In my last post I attempted to divert a little limelight away from the Ogden Cami by True Bias Patterns, not because I dislike True Bias or Ogden, but because I thought the Bailen Top deserved some love. Today I’m here to report that I actually tried a True Bias pattern and loved it. Not a women’s pattern, but the Hudson Pant for dudes. I couldn’t find a good pic of the pattern’s line art to share, but it’s essentially the same as the women’s version:
Much like the Ogden Cami, the internet is saturated with Hudsons made by everyone you know (if you sew… if you don’t sew, I’m flattered you’re still reading this). Poor Josh doesn’t benefit from my sewing very often, but this Christmas I made him a cozy lounge set out of the Hudson men’s pattern and Thread Theory’s Strathcona Henley.
I have zero complaints about the Hudson pattern. The drafting, sizing, and instructions were all spot-on. I sewed them up in a super soft and drapey french terry knit that is some sort of rayon/cotton/blend. It’s less stable and more drapey than the ideal fabric for this pattern, and as a result the fit is looser and longer. In fact, it drapes so much that the pant legs are hiding the cuffs around Josh’s ankles in these pictures, but they’re there, I promise.
I knew this fabric wasn’t exactly the ideal and went for it anyway because it was just too soft to resist. As a result, these are definitely lounge around the house pants, and not really appropriate for wearing out and about. That’s okay. This fabric is just ridiculously cozy, and I think Josh wore these pants for about 48 hours straight after he opened them on Christmas morning.
I don’t have much helpful to say about this pattern except that I liked it (and at ten bucks, it’s pretty reasonable compared to a lot of indie patterns). This post is really just an excuse to show off how good-looking my family is. Also, I realized while uploading my photos that both my toddler and husband are wearing entirely me-made outfits, and that feels pretty good. I’m still a mostly selfish seamstress, but it’s really satisfying to see the people I love in clothes that I know are comfortable and made well.

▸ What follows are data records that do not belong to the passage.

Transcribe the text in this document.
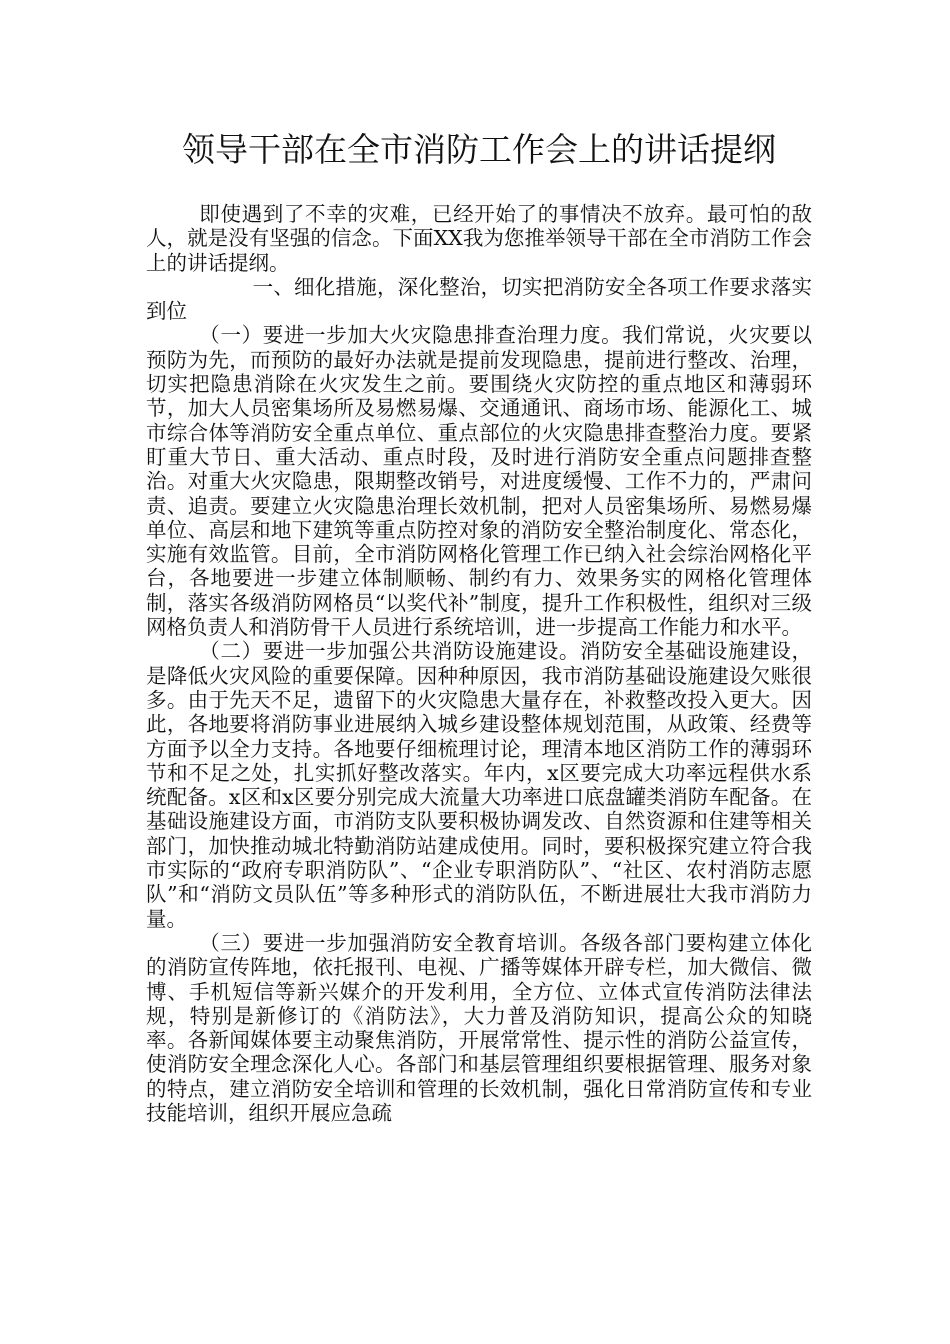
领导干部在全市消防工作会上的讲话提纲

即使遇到了不幸的灾难，已经开始了的事情决不放弃。最可怕的敌人，就是没有坚强的信念。下面XX我为您推举领导干部在全市消防工作会上的讲话提纲。

一、细化措施，深化整治，切实把消防安全各项工作要求落实到位

（一）要进一步加大火灾隐患排查治理力度。我们常说，火灾要以预防为先，而预防的最好办法就是提前发现隐患，提前进行整改、治理，切实把隐患消除在火灾发生之前。要围绕火灾防控的重点地区和薄弱环节，加大人员密集场所及易燃易爆、交通通讯、商场市场、能源化工、城市综合体等消防安全重点单位、重点部位的火灾隐患排查整治力度。要紧盯重大节日、重大活动、重点时段，及时进行消防安全重点问题排查整治。对重大火灾隐患，限期整改销号，对进度缓慢、工作不力的，严肃问责、追责。要建立火灾隐患治理长效机制，把对人员密集场所、易燃易爆单位、高层和地下建筑等重点防控对象的消防安全整治制度化、常态化，实施有效监管。目前，全市消防网格化管理工作已纳入社会综治网格化平台，各地要进一步建立体制顺畅、制约有力、效果务实的网格化管理体制，落实各级消防网格员“以奖代补”制度，提升工作积极性，组织对三级网格负责人和消防骨干人员进行系统培训，进一步提高工作能力和水平。

（二）要进一步加强公共消防设施建设。消防安全基础设施建设，是降低火灾风险的重要保障。因种种原因，我市消防基础设施建设欠账很多。由于先天不足，遗留下的火灾隐患大量存在，补救整改投入更大。因此，各地要将消防事业进展纳入城乡建设整体规划范围，从政策、经费等方面予以全力支持。各地要仔细梳理讨论，理清本地区消防工作的薄弱环节和不足之处，扎实抓好整改落实。年内，x区要完成大功率远程供水系统配备。x区和x区要分别完成大流量大功率进口底盘罐类消防车配备。在基础设施建设方面，市消防支队要积极协调发改、自然资源和住建等相关部门，加快推动城北特勤消防站建成使用。同时，要积极探究建立符合我市实际的“政府专职消防队”、“企业专职消防队”、“社区、农村消防志愿队”和“消防文员队伍”等多种形式的消防队伍，不断进展壮大我市消防力量。

（三）要进一步加强消防安全教育培训。各级各部门要构建立体化的消防宣传阵地，依托报刊、电视、广播等媒体开辟专栏，加大微信、微博、手机短信等新兴媒介的开发利用，全方位、立体式宣传消防法律法规，特别是新修订的《消防法》，大力普及消防知识，提高公众的知晓率。各新闻媒体要主动聚焦消防，开展常常性、提示性的消防公益宣传，使消防安全理念深化人心。各部门和基层管理组织要根据管理、服务对象的特点，建立消防安全培训和管理的长效机制，强化日常消防宣传和专业技能培训，组织开展应急疏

Josephine’s pjs are made from a wool knit, and I love knowing that even if she kicks her blankets off at night she’s not going to freeze. The patterns are from Brindille and Twig patterns, and maybe I’ll write a separate review post for those. Josh’s top is the Strathcona Henley by Thread Theory Designs. I didn’t love this pattern but don’t want to gripe right now. You can read my review over on Pattern Review if you’re interested.
In conclusion two thumbs up for True Bias. It appears that while Kelly’s designs are simple, they are done well and please the crowd, including me. I will have to try another. Also, outfitting the fam in warm fuzzies gives me the warm fuzzies. Now I’m off to find someone to snuggle.